Dear Doctors: Our dad had Legionnaires’ disease 16 years ago. He was on a ventilator for a month, and after that, he was always frail. We figured it was from being so sick, but I just read about something called ICU syndrome. It sounds like what happened to our dad. Can you explain what that is?
Dear Reader: The condition you’re asking about is known as post-intensive care syndrome, or PICS. It refers to the array of symptoms and health problems that can arise when a patient undergoes critical care for an extended period of time. These fall into three basic categories -- physical, cognitive and psychiatric -- and are not directly related to the medical problems for which the individual was being treated. Rather, they are side effects of the treatment itself.
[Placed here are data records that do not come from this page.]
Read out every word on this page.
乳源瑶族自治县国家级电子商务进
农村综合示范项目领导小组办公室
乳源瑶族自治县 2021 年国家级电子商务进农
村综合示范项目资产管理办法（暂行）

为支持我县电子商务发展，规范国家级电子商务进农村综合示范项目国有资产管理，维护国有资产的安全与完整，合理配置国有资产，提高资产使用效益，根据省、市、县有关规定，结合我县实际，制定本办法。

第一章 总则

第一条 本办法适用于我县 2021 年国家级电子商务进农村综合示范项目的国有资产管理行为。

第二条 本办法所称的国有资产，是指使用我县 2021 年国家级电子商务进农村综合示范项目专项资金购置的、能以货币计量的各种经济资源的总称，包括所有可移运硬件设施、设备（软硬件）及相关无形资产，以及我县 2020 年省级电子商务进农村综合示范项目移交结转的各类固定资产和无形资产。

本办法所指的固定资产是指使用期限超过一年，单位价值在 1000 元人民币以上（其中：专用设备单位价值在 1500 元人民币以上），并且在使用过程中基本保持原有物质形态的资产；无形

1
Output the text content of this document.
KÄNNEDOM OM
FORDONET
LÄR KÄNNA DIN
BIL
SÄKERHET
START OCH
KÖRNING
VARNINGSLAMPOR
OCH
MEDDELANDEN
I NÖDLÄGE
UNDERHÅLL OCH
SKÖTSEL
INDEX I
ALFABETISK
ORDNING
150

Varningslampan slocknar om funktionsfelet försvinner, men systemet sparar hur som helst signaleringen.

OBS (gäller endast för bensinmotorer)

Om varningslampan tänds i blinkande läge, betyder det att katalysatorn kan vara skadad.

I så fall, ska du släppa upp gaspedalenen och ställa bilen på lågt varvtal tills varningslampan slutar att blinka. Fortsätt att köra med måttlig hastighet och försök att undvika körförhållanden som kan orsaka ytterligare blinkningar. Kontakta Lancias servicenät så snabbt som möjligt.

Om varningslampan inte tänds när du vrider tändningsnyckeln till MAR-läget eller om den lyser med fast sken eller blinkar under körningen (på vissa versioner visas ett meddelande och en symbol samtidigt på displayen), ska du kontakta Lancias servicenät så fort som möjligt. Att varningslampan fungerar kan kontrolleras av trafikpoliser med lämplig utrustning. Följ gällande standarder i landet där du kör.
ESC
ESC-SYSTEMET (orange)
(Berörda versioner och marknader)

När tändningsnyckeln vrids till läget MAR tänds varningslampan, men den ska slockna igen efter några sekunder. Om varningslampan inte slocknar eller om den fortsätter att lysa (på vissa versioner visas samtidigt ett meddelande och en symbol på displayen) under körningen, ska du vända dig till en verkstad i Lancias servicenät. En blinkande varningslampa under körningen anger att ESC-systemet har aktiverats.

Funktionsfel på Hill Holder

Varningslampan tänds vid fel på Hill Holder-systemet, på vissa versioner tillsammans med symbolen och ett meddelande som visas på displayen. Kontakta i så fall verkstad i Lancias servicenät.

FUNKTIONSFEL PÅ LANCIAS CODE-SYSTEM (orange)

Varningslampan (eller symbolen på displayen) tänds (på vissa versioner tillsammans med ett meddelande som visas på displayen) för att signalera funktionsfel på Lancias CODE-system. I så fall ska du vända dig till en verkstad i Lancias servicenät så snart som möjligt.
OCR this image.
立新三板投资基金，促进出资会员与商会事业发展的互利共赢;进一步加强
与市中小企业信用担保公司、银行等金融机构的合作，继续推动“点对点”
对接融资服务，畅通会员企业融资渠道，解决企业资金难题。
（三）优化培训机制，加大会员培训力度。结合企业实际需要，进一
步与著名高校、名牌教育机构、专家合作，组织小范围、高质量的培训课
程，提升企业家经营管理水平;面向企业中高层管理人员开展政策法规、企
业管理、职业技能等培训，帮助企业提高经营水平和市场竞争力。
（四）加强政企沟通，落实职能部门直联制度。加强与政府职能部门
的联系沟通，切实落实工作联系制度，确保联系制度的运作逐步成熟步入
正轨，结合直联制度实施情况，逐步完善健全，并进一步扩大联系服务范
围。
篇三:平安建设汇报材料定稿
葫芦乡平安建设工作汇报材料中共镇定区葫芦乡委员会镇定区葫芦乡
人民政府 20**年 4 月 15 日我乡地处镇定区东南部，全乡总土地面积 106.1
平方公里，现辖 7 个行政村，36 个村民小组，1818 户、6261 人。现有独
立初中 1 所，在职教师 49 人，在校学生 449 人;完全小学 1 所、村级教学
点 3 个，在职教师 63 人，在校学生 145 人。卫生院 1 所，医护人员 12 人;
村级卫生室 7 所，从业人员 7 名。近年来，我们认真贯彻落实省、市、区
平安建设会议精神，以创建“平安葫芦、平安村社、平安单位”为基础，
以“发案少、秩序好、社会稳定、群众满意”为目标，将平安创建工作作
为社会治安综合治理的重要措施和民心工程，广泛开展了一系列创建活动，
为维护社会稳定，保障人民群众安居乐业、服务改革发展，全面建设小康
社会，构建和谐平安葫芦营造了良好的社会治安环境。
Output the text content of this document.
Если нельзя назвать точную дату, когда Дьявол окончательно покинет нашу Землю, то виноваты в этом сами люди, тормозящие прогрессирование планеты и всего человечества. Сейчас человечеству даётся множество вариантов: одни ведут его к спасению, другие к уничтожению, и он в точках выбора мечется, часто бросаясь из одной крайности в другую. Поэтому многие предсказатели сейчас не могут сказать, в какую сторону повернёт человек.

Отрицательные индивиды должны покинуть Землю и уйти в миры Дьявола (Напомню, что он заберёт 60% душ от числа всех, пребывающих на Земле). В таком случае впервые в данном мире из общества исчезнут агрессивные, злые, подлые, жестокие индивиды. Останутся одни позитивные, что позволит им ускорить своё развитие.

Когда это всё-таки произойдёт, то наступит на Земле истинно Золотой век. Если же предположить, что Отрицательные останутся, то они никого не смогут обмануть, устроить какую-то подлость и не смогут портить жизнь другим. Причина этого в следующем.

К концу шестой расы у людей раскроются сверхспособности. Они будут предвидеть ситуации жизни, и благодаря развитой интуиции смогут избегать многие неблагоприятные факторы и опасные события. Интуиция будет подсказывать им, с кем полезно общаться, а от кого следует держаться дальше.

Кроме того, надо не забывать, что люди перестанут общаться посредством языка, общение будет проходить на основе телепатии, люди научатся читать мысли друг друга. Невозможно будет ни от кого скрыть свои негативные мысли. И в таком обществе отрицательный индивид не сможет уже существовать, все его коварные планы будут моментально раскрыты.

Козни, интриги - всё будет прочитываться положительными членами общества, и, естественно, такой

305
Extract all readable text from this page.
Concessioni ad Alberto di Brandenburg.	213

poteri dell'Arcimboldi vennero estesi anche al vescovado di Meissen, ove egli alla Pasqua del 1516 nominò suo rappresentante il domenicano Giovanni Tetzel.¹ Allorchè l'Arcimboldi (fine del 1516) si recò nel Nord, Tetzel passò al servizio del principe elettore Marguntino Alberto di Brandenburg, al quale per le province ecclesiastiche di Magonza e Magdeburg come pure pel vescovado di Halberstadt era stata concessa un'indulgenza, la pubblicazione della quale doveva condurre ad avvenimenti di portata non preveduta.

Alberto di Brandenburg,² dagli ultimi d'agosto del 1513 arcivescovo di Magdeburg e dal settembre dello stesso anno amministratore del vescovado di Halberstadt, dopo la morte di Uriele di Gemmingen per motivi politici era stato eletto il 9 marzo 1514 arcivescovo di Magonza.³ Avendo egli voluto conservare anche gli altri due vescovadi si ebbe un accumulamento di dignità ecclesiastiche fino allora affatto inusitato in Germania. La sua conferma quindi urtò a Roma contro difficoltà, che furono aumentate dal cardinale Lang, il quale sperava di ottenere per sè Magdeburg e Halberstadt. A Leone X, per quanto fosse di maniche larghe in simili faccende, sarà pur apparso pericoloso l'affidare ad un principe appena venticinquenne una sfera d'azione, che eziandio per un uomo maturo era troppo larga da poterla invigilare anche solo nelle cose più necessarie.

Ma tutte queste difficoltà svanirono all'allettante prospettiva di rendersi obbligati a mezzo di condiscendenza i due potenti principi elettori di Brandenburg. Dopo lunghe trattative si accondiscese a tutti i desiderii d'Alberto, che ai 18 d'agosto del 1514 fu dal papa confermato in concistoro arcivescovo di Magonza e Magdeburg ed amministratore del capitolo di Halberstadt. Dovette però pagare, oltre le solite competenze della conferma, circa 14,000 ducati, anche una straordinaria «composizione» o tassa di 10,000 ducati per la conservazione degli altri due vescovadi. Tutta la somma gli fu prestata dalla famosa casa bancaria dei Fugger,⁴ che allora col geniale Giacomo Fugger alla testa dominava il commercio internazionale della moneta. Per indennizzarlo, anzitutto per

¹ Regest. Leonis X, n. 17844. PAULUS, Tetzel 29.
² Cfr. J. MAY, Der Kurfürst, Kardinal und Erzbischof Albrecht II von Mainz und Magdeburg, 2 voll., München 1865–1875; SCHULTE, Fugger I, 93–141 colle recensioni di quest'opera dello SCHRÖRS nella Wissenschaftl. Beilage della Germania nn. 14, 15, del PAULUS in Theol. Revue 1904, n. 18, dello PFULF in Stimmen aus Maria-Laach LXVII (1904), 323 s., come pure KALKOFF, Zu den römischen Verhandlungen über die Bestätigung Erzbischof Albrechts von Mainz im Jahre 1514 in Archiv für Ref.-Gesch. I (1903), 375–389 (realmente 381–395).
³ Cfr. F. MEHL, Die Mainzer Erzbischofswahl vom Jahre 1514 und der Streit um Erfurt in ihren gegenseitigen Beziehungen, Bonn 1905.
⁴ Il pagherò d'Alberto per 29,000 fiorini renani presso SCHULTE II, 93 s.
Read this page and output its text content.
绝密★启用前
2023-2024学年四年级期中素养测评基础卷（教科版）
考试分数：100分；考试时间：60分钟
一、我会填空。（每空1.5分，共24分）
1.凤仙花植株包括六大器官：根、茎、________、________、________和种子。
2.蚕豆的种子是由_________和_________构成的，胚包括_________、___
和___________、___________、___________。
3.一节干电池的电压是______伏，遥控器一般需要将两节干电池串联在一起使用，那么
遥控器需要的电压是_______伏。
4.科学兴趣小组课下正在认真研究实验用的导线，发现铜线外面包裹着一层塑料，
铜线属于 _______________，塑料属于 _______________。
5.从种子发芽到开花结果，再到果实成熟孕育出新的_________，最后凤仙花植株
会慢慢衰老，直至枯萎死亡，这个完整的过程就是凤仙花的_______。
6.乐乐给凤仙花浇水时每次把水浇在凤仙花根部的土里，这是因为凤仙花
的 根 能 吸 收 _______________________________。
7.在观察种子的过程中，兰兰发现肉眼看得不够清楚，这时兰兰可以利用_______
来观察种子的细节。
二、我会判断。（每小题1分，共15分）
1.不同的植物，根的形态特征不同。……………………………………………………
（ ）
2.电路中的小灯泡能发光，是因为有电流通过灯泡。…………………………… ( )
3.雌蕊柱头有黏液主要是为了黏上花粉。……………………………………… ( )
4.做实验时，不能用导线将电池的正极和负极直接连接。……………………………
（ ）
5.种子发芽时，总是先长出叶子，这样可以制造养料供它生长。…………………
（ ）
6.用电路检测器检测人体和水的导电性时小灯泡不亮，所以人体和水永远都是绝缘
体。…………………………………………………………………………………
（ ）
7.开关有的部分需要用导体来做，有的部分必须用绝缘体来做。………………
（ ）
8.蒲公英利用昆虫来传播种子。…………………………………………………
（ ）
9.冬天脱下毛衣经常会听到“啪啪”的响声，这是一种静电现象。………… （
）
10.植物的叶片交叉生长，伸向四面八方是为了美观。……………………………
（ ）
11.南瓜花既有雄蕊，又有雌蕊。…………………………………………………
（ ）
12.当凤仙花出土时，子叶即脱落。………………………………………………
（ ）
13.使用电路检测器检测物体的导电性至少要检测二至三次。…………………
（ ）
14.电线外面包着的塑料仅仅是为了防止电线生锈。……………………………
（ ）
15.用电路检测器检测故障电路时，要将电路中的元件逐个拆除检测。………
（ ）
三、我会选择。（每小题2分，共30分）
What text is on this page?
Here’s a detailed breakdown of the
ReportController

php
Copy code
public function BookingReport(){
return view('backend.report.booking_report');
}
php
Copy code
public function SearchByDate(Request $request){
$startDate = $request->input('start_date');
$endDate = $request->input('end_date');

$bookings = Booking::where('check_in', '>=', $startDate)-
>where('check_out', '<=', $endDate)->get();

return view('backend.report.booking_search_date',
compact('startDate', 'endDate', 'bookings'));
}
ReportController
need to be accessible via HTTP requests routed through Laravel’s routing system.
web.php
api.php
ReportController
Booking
The symptoms of PICS have a number of causes. One is prolonged inactivity, during which patients lose muscle tone, muscle mass and muscle strength. After days or weeks in bed, they often experience weakness, limited mobility, a loss of stamina and persistent exhaustion. Additional medical interventions, which are used to maintain or monitor patients’ vital functions, add to the stress and rigors of the ICU. These can include the use of a catheter for urination; IV lines for medication, hydration and nutrition; procedures to maintain airways; and cardiovascular monitoring.
Patients whose medical care requires the use of a ventilator, as was the case with your father, receive medications to keep them sedated. This is to help reduce the patient’s physical resistance to the invasive device and thus improve their tolerance for the treatment. However, these types of drugs can adversely affect cognitive function, including memory, analytic thought, decision-making and reasoning.
Being a patient in the ICU can be frightening. In addition to being gravely ill and undergoing medical care that is often painful and invasive, patients find themselves separated from the emotional support of family and friends. Even though the treatment is often life-saving, it can take a heavy toll. Due to the mental, physical and emotional strain of the experience, patients find themselves struggling not only physically, but also mentally and emotionally. It’s not uncommon for ICU patients to deal with anxiety, depression, lethargy, anger and grief. Some develop post-traumatic stress disorder related to the experience.
The symptoms of PICS can persist for weeks or months. In some cases, patients can continue to feel the effects for years.
This sounds dire, but there is also good news. The term PICS, which was adopted at a medical conference about a decade ago, gave a name and a diagnosis to what had previously been just a collection of symptoms. It has increased awareness and led to a focus on preventing and treating post-intensive care syndrome. This includes changes to sedation and the use of pain meds; monitoring for and quickly managing delirium; encouraging and facilitating physical movement as soon as possible; screening for anxiety, depression and post-traumatic stress; and offering treatment options. Case managers and social workers are often part of a hospital’s support network and are a good resource for ICU patients and their families, both during and after treatment.